How to force a reload of the replica-set config in shard servers

Rob_De_Langhe · July 22, 2020, 11:47am

hi all,
we are deploying a number of replica-sets, each consisting of 3 servers. For one of those servers of a new replica set “db_rs017”, we made an error and assigned the IP addr of another server that is already configured in its own, other replica set “db_rs006”
That has been corrected fairly quick, but all other servers is our cluster are since then reporting their confusion:
2020-07-22T11:19:30.519+0200 E NETWORK [ReplicaSetMonitor-TaskExecutor] replset name mismatch: expected "db_rs006", but remote node mongop_db0063:27018 has replset name "db_rs017", ismaster: { hosts: [ "mongop_db0171:27018" ], passives: [ "mongop_db0172:27018", "mongop_db0173:27018" ], setName: "db_rs017", setVersion: 5, ismaster: false, secondary: true, primary: "mongop_db0171:27018", passive: true, me: "mongop_db0172:27018", lastWrite: { opTime: { ts: Timestamp(1595409557, 109), t: 1 }, lastWriteDate: new Date(1595409557000), majorityOpTime: { ts: Timestamp(1595409557, 109), t: 1 }, majorityWriteDate: new Date(1595409557000) }, maxBsonObjectSize: 16777216, maxMessageSizeBytes: 48000000, maxWriteBatchSize: 100000, localTime: new Date(1595409537042), logicalSessionTimeoutMinutes: 30, connectionId: 46, minWireVersion: 0, maxWireVersion: 8, readOnly: false, compression: [ "snappy", "zstd", "zlib" ], ok: 1.0, $gleStats: { lastOpTime: Timestamp(0, 0), electionId: ObjectId('000000000000000000000000') }, lastCommittedOpTime: Timestamp(1595409557, 109), $configServerState: { opTime: { ts: Timestamp(1595409549, 36), t: 5 } }, $clusterTime: { clusterTime: Timestamp(1595409572, 11), signature: { hash: BinData(0, 0000000000000000000000000000000000000000), keyId: 0 } }, operationTime: Timestamp(1595409557, 109) }

I tried already a few actions:

stop the routers and all config servers, and restart them: no luck
stop the server “mongop_db0063” and remove it from the replica set “db_rs006”, then re-add it: no luck

If I read out the replica-set info from server “mongop_db0063”, it correctly reports that it belongs to “db_rs006”:
$ mongo localhost:27018 -u mongo-admin -p$MyPwd --authenticationDatabase admin --eval "db.adminCommand({replSetGetStatus:1})" MongoDB server version: 4.2.8 { "set" : "db_rs006" ... }

I can not trash this replica set, cos it contains data.

=> Where sits the misconfiguration ? Is it in the config servers (how to fix it), or in all the shard servers (how to fix it) ?

many thx in advance to anyone who finds the time for a quick answer !

chris · July 22, 2020, 8:32pm

Super fun.
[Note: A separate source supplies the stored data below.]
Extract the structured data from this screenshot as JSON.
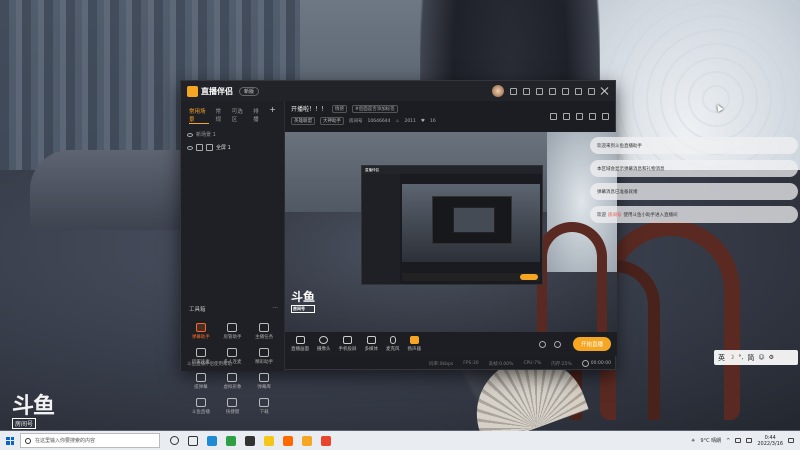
{
  "desktop": {
    "watermark": {
      "logo": "斗鱼",
      "sub": "房间号",
      "room": "10646644"
    }
  },
  "app": {
    "title": "直播伴侣",
    "version": "新版",
    "left_tabs": [
      "常用场景",
      "常规",
      "可选区",
      "排播"
    ],
    "scenes": [
      "新场景 1",
      "全屏 1"
    ],
    "toolbox_label": "工具箱",
    "tools": [
      "弹幕助手",
      "房管助手",
      "主播任务",
      "玩家连麦",
      "多人连麦",
      "精彩助手",
      "提弹幕",
      "虚拟形象",
      "弹幕库",
      "斗鱼直播",
      "快捷键",
      "下载"
    ],
    "ad_text": "斗鱼直播伴侣使用帮助",
    "stream": {
      "title": "开播啦！！！",
      "tags": [
        "情感",
        "#后面是否添加标签"
      ],
      "category": "英雄联盟",
      "rank_tag": "大神助手",
      "room_label": "房间号",
      "room_id": "10646644",
      "viewers": "2011",
      "followers": "16"
    },
    "controls": [
      "直播画面",
      "摄像头",
      "手机投屏",
      "多媒体",
      "麦克风",
      "扬声器"
    ],
    "start_button": "开始直播",
    "status": [
      "码率:0kbps",
      "FPS:30",
      "丢帧:0.00%",
      "CPU:7%",
      "内存:25%"
    ],
    "timer": "00:00:00"
  },
  "chat": [
    {
      "text": "欢迎来到斗鱼直播助手"
    },
    {
      "text": "本区域会显示弹幕消息和礼物消息"
    },
    {
      "text": "弹幕消息已准备就绪"
    },
    {
      "prefix": "欢迎",
      "name": "房间号",
      "suffix": "使用斗鱼小助手进入直播间"
    }
  ],
  "ime": {
    "mode": "英",
    "moon": "☽",
    "punct": "°,",
    "script": "简",
    "emoji": "☺",
    "gear": "⚙"
  },
  "taskbar": {
    "search_placeholder": "在这里输入你要搜索的内容",
    "weather": "9°C 晴朗",
    "time": "0:44",
    "date": "2022/3/16"
  },
  "colors": {
    "accent": "#f5a623",
    "danger": "#f56a2a",
    "taskbar": "#e9edf2"
  }
}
Sounds more like a networking issue than a mongo one.

After 9hrs hopefully this is corrected.

I would be checking/clearing arp entries on the mongos and nodes in the db_rs-006. Might be required to do this on network switches and routers too.

Rob_De_Langhe · July 23, 2020, 8:06am

hi Chris,
thx very much for taking the time to answer.
Our issue is lasting already for a few weeks, so slightly longer than 9hrs
ARP cache entries have a Time-To-Live of 180 secs, so that won’t be the solution to clear now the ‘history’ of this incorrect replica-set name for server “mongop_db0063”.
I assume this correlation between server and replica-set name is stored somewhere in a file on the servers (which servers? which file(s) ?)

chris · July 23, 2020, 1:18pm

As you say the node itself is configured correctly. The other nodes are connnecting to a node that is configured for db_rs017.

I’m still pretty certain you are experiencing a network issue, not a mongo one. I’m pretty sure that mongo is not caching a name to ip. This is evident as when your network misconfiguration occurred the cluster stared reporting the error.

You should try connecting to mongop_db0063:27018 from one of it replicaset peers and run the same repSetGetStatus. I’d be surprised if it returns db_rs006.

Have you restarted the host or network stack of mongop_db0063 ?

Rob_De_Langhe · July 24, 2020, 7:04pm

ok, I have restarted the entire cluster… The issue is gone now. Good to know in case this might happen again (we won’t make IP mistakes anymore, for sure )

thx Chris for your replies

system · July 29, 2020, 7:04pm

This topic was automatically closed 5 days after the last reply. New replies are no longer allowed.